A quick search brought up lots of examples: Kim Fuller’s Mindful Photography, Ellie Macdonald’s Capturing Calm, Matthew Bingham’s Soul Photography, Tobias Holzweiler’s Mindful Photography, and Giles Thurston’s Meditative Frame.
I have been thinking about Spence this week after receiving a copy of the new book, Jo Spence: The Unknown Recordings, which transcribes hours of interviews with her.
In a long interview with Val Williams, found in the new book, Spence says:
That was a new word in those days, stereotype. Really grappling with that, we were! Because nobody really knew what it meant. It was slipping about all over the place. We talked about bias, stereotypes and bias, that’s what we kept on saying; and it took years to ask, ‘Biased as opposed to what? What is the real if this is a bias?’

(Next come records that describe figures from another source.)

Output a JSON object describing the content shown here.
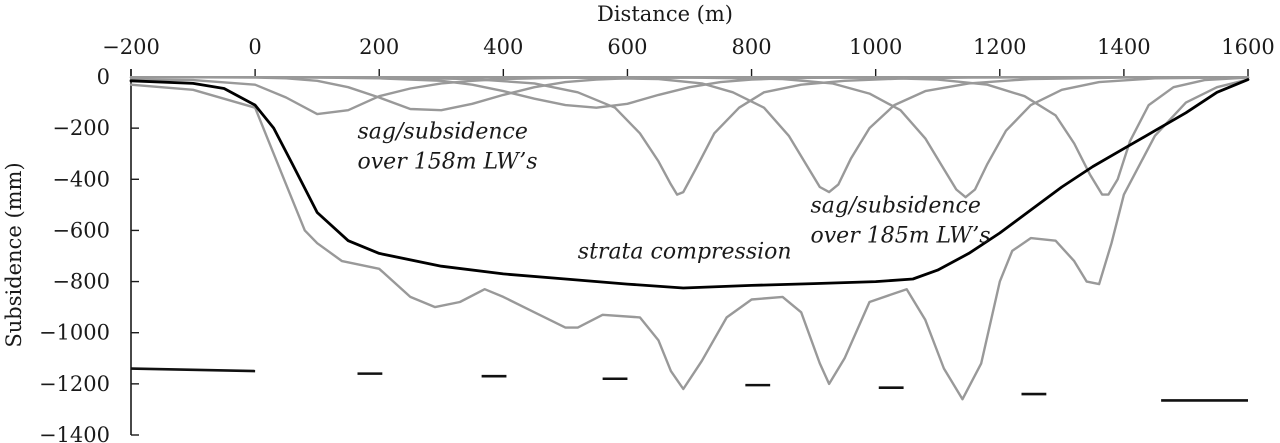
{
  "chart_data": {
    "type": "line",
    "xlabel": "Distance (m)",
    "ylabel": "Subsidence (mm)",
    "xlim": [
      -200,
      1600
    ],
    "ylim": [
      -1400,
      0
    ],
    "x_ticks": [
      -200,
      0,
      200,
      400,
      600,
      800,
      1000,
      1200,
      1400,
      1600
    ],
    "x_tick_labels": [
      "−200",
      "0",
      "200",
      "400",
      "600",
      "800",
      "1000",
      "1200",
      "1400",
      "1600"
    ],
    "y_ticks": [
      0,
      -200,
      -400,
      -600,
      -800,
      -1000,
      -1200,
      -1400
    ],
    "y_tick_labels": [
      "0",
      "−200",
      "−400",
      "−600",
      "−800",
      "−1000",
      "−1200",
      "−1400"
    ],
    "grid": false,
    "series": [
      {
        "color": "#000000",
        "x": [
          -200,
          -100,
          -50,
          0,
          30,
          60,
          100,
          150,
          200,
          300,
          400,
          500,
          600,
          690,
          800,
          900,
          1000,
          1060,
          1100,
          1150,
          1200,
          1250,
          1300,
          1350,
          1400,
          1450,
          1500,
          1550,
          1600
        ],
        "y": [
          -15,
          -25,
          -45,
          -110,
          -200,
          -340,
          -530,
          -640,
          -690,
          -740,
          -770,
          -790,
          -810,
          -825,
          -815,
          -808,
          -800,
          -790,
          -755,
          -690,
          -610,
          -520,
          -430,
          -350,
          -280,
          -210,
          -140,
          -60,
          -10
        ]
      },
      {
        "color": "#999999",
        "x": [
          -200,
          -100,
          0,
          20,
          50,
          80,
          100,
          140,
          200,
          250,
          290,
          330,
          370,
          400,
          450,
          500,
          520,
          560,
          620,
          650,
          670,
          690,
          720,
          760,
          800,
          850,
          880,
          910,
          925,
          950,
          990,
          1050,
          1080,
          1110,
          1140,
          1170,
          1200,
          1220,
          1250,
          1290,
          1320,
          1340,
          1360,
          1380,
          1400,
          1450,
          1500,
          1550,
          1600
        ],
        "y": [
          -30,
          -50,
          -120,
          -240,
          -420,
          -600,
          -650,
          -720,
          -750,
          -860,
          -900,
          -880,
          -830,
          -860,
          -920,
          -980,
          -980,
          -930,
          -940,
          -1030,
          -1150,
          -1220,
          -1110,
          -940,
          -870,
          -860,
          -920,
          -1120,
          -1200,
          -1100,
          -880,
          -830,
          -950,
          -1140,
          -1260,
          -1120,
          -800,
          -680,
          -630,
          -640,
          -720,
          -800,
          -810,
          -650,
          -460,
          -230,
          -100,
          -40,
          -10
        ]
      },
      {
        "color": "#999999",
        "x": [
          -200,
          -100,
          0,
          50,
          100,
          150,
          200,
          250,
          300,
          350,
          400,
          450,
          500,
          550,
          600,
          650,
          700,
          750,
          800,
          850,
          900,
          950,
          1000,
          1050,
          1100,
          1150,
          1200,
          1250,
          1300,
          1350,
          1400,
          1450,
          1500,
          1550,
          1600
        ],
        "y": [
          -10,
          -12,
          -30,
          -80,
          -145,
          -130,
          -75,
          -45,
          -25,
          -15,
          -8,
          -5,
          -3,
          -2,
          -1,
          -1,
          -1,
          -1,
          -1,
          -1,
          -1,
          -1,
          -1,
          -1,
          -1,
          -1,
          -1,
          -1,
          -1,
          -1,
          -1,
          -1,
          -1,
          -1,
          -1
        ]
      },
      {
        "color": "#999999",
        "x": [
          -200,
          -100,
          0,
          50,
          100,
          150,
          200,
          250,
          300,
          350,
          400,
          450,
          500,
          550,
          600,
          650,
          700,
          750,
          800,
          850,
          900,
          950,
          1000,
          1100,
          1200,
          1300,
          1400,
          1500,
          1600
        ],
        "y": [
          -1,
          -1,
          -2,
          -5,
          -15,
          -40,
          -80,
          -125,
          -130,
          -105,
          -70,
          -40,
          -20,
          -10,
          -5,
          -3,
          -2,
          -1,
          -1,
          -1,
          -1,
          -1,
          -1,
          -1,
          -1,
          -1,
          -1,
          -1,
          -1
        ]
      },
      {
        "color": "#999999",
        "x": [
          -200,
          -100,
          0,
          100,
          200,
          300,
          350,
          400,
          450,
          500,
          550,
          600,
          650,
          700,
          750,
          800,
          850,
          900,
          950,
          1000,
          1050,
          1100,
          1200,
          1300,
          1400,
          1500,
          1600
        ],
        "y": [
          -1,
          -1,
          -1,
          -2,
          -5,
          -15,
          -30,
          -55,
          -85,
          -110,
          -120,
          -105,
          -70,
          -40,
          -20,
          -10,
          -5,
          -3,
          -1,
          -1,
          -1,
          -1,
          -1,
          -1,
          -1,
          -1,
          -1
        ]
      },
      {
        "color": "#999999",
        "x": [
          -200,
          0,
          200,
          350,
          450,
          520,
          580,
          620,
          650,
          670,
          680,
          690,
          710,
          740,
          780,
          820,
          880,
          950,
          1050,
          1150,
          1300,
          1450,
          1600
        ],
        "y": [
          -1,
          -1,
          -2,
          -8,
          -25,
          -60,
          -120,
          -220,
          -330,
          -420,
          -460,
          -450,
          -360,
          -220,
          -120,
          -60,
          -30,
          -15,
          -5,
          -2,
          -1,
          -1,
          -1
        ]
      },
      {
        "color": "#999999",
        "x": [
          -200,
          200,
          500,
          650,
          720,
          770,
          820,
          860,
          890,
          910,
          925,
          940,
          960,
          990,
          1030,
          1080,
          1150,
          1250,
          1400,
          1600
        ],
        "y": [
          -1,
          -1,
          -2,
          -8,
          -25,
          -60,
          -120,
          -230,
          -350,
          -430,
          -450,
          -420,
          -320,
          -200,
          -110,
          -55,
          -25,
          -8,
          -2,
          -1
        ]
      },
      {
        "color": "#999999",
        "x": [
          -200,
          300,
          700,
          850,
          930,
          990,
          1040,
          1080,
          1110,
          1130,
          1145,
          1160,
          1180,
          1210,
          1250,
          1300,
          1360,
          1450,
          1600
        ],
        "y": [
          -1,
          -1,
          -2,
          -8,
          -25,
          -65,
          -130,
          -240,
          -360,
          -440,
          -470,
          -440,
          -340,
          -210,
          -110,
          -50,
          -20,
          -5,
          -1
        ]
      },
      {
        "color": "#999999",
        "x": [
          -200,
          600,
          1000,
          1100,
          1180,
          1240,
          1290,
          1320,
          1345,
          1365,
          1375,
          1390,
          1410,
          1440,
          1480,
          1530,
          1600
        ],
        "y": [
          -1,
          -1,
          -3,
          -10,
          -30,
          -75,
          -150,
          -260,
          -380,
          -460,
          -460,
          -400,
          -250,
          -110,
          -40,
          -12,
          -2
        ]
      }
    ],
    "panel_markers": [
      {
        "x": [
          -200,
          0
        ],
        "y": [
          -1140,
          -1150
        ]
      },
      {
        "x": [
          165,
          205
        ],
        "y": [
          -1160,
          -1160
        ]
      },
      {
        "x": [
          365,
          405
        ],
        "y": [
          -1170,
          -1170
        ]
      },
      {
        "x": [
          560,
          600
        ],
        "y": [
          -1180,
          -1180
        ]
      },
      {
        "x": [
          790,
          830
        ],
        "y": [
          -1205,
          -1205
        ]
      },
      {
        "x": [
          1005,
          1045
        ],
        "y": [
          -1215,
          -1215
        ]
      },
      {
        "x": [
          1235,
          1275
        ],
        "y": [
          -1240,
          -1240
        ]
      },
      {
        "x": [
          1460,
          1600
        ],
        "y": [
          -1265,
          -1265
        ]
      }
    ],
    "annotations": [
      {
        "lines": [
          "sag/subsidence",
          "over 158m LW’s"
        ],
        "x": 165,
        "y": -240
      },
      {
        "lines": [
          "sag/subsidence",
          "over 185m LW’s"
        ],
        "x": 895,
        "y": -530
      },
      {
        "lines": [
          "strata compression"
        ],
        "x": 520,
        "y": -710
      }
    ]
  }
}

I really appreciate the dive into Jo Spence's work. I didn't know much about her. Also, reading the comment section, I appreciate the comment below by Keith. As someone who is generally interested in mindfulness and art as therapy etc., I also agree with the assessment that this mental health epidemic has a lot to do with how much time we have to focus on ourselves. There are other factors, of course, and mental health struggles and conditions are still real, but there is a lot of truth in this thoughts. Anyways, this is giving me a lot to think about it. I am also interested and curious in the book you mentioned.
Excellent read, Neil! I wasn‘t familiar with her or her work, but will take a deeper look as I am a big believer that photography had therapeutic values. Thank you for writing about this.